Good times. Good times. That was the summer Missy broke her leg. That was the summer of "Where's my rain pants?"
Long story short though, by the time the kids and I had flown back into town, he'd done it. My father-in-law had taken that one crumpled little picture of the perfect mudroom, and basically built the shit out it. He owned that motherfucker. It was perfect! Marvelous! Wonderful! And the kitchen wasn't half bad either.
Sadly, that was pretty much the end of the story of the mudroom. I gushed, and preened, and danced a happy jig at the reality of it. But then I had to set to work finishing up the painting in the kitchen, finding a suitable sofa for the living room, unpacking the boxes and boxes of crap I had stored out of the way of the construction. You know how it is. What with one thing and another, it just kept getting pushed futher and further down on my list of things I wanted to tackle. So there it sat--unpainted, unfurnished, unloved--collecting dust and clutter and piles upon piles of shoes.
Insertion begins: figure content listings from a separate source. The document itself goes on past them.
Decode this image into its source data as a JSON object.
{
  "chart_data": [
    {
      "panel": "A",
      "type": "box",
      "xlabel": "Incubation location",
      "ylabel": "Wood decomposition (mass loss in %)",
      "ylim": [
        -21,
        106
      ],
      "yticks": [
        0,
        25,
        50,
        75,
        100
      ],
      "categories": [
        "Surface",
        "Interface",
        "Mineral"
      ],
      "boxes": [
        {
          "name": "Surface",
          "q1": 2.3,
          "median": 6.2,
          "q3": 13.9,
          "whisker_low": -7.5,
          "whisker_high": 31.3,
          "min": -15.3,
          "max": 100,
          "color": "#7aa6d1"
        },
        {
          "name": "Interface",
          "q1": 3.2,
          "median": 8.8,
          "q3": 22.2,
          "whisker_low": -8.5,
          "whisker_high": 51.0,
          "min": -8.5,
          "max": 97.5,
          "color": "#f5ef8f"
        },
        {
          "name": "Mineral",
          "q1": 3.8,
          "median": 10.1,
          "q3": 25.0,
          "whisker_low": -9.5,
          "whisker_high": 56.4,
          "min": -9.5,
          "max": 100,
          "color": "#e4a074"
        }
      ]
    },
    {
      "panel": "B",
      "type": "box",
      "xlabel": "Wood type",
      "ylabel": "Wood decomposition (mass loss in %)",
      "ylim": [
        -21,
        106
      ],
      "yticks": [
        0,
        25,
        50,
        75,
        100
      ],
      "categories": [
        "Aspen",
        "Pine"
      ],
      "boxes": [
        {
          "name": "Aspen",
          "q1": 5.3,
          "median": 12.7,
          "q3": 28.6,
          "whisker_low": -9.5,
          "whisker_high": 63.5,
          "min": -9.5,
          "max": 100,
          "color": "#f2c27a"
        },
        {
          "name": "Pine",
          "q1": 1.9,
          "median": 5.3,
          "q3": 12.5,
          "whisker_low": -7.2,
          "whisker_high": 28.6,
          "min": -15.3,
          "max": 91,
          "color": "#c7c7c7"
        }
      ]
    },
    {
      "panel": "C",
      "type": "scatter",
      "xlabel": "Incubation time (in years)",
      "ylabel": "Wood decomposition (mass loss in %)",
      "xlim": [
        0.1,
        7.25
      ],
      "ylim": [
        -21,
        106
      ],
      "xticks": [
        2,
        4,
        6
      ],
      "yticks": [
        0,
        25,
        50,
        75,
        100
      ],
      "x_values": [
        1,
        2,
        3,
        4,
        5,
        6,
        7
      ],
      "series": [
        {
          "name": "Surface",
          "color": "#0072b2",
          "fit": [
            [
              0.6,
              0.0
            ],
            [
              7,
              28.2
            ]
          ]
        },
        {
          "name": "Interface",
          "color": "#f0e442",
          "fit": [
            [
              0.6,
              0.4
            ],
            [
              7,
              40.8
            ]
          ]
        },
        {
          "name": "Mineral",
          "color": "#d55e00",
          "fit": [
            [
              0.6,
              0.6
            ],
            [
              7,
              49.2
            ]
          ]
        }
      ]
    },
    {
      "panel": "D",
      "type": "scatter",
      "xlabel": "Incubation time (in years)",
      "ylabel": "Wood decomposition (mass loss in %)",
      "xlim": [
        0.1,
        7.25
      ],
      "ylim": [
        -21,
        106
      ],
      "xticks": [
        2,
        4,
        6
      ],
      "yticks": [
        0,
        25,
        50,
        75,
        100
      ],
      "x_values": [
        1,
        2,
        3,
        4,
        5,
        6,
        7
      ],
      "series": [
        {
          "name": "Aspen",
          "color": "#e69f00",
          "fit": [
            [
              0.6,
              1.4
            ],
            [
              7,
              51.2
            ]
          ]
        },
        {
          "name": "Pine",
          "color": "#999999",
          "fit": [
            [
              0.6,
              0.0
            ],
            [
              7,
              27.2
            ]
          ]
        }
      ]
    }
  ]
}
It was my New Year's Resolution. My promise to Mister. Empty it. Clean it. Spackle it. Sand it. Prime it. Paint it. Hang it with hooks. And finally, use it in the manner in which it was meant to be used.
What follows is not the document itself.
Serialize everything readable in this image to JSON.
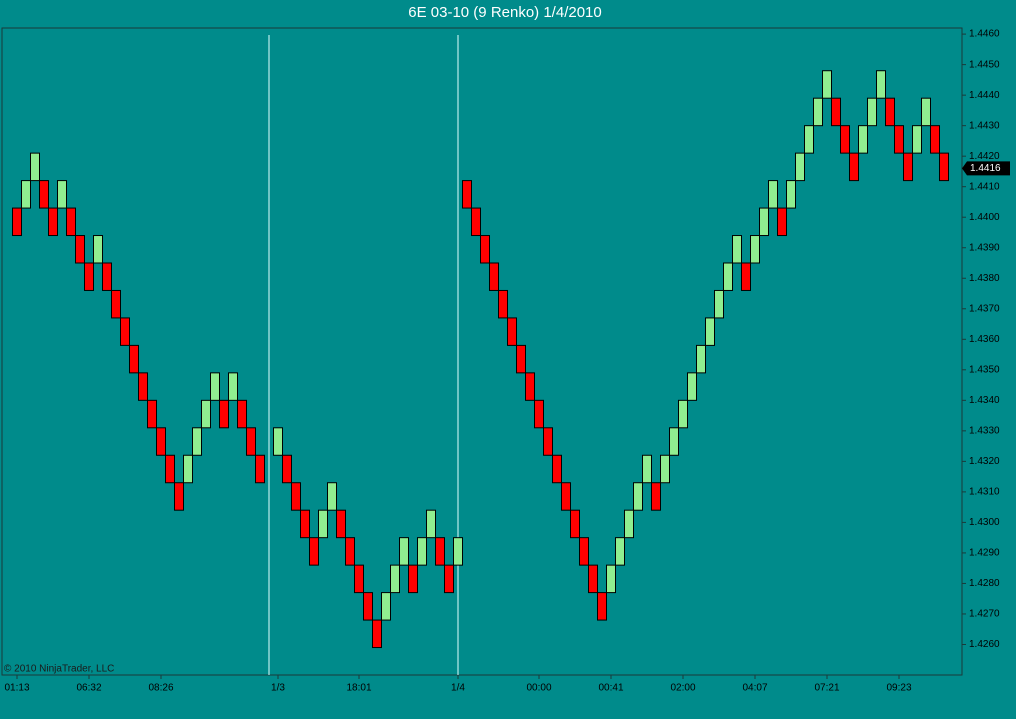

Check, check, check, check, check, and check!
It was nearly impossible to get a decent picture of the space, but hopefully you'll get an idea of how utterly ingenious it is from these few awkward angles.
I wish I had thought to take a true before shot of the chaos that reigned before I cleaned it out. Without any hooks to hang their stuff on, the kids would just chuck their coats and things in a pile. Mister and I had coats on hangers just sort of hooked over the edge of the lower shelf. Once I got everything taken out, I was amazed at how roomy and orderly it really was.
So there are six spaces, or cubbies as the kids have come to call them, three on either side. Each kid has their own little cubby and drawer for hats and gloves. The two back cubbies are for Mister and me, they're the only two with rods for hangers. The kids' cubbies have nothing but hooks. No hangers. No excuses. Get your damn coat OFF THE FLOOR!
We found the hooks at IKEA. My original idea was just a row of standard peg hooks on all three walls of each cubby. But I like these so much more. In addition to being just plain funky and fun to look at, I think it utilizes the space so much better.
The mirror I found in an abandoned corner of a local furniture store. It was filthy and covered with dust. When I asked the sales clerk if it was really for sale, she sort of blinked twice at it like where the hell did that come from? Then said, "Yes, yes. Of course. Everything here is."
"Really?" I asked, "Because it doesn't look like you're very interested in getting rid of it."
So she cleaned it up, wrapped it in bubble wrap, and gave me 30% off. It is, if you ask me, perfect. I'm ever so pleased with myself for finding it.
And now, Dear Lord, a word about the linoleum: I have a natural affinity for things which manage to be both dreadful and wonderful at the same time. This is why I listen to Nick Cave albums and secretly crave Fruity Pebbles. It's why I allow myself to watch Access Hollywood. I think it's why I continue to run. And it's exactly how I feel about this linoleum. I can't believe Mister allowed me to order it, but I'm glad he did. It's the first and only outrageous thing about my home decor--that, and the brick red wall to go with it. You're allowed to hate it. Sometimes I'm horrified by it. But mostly, I love it.
So that's done then. As you can see from the reflection in the mirror, the windows still need dressing. I'm dragging my feet because I don't have a clue how I want to do it. Ideas, anyone?
My next big project, which I've already half started, is to empty out Elder Miss's bedroom and redo it into a boy/girl room for Boy and Little Miss to share, then redo the little bedroom upstairs all pre-teentastic for Elder Miss. I'm pretty excited about this. Truth be told, it's why I rushed to get the mudroom done as quickly as I did. The kids have been needing these rooms sorted for years now, and I couldn't, in good conscience, start that project before I finished this one.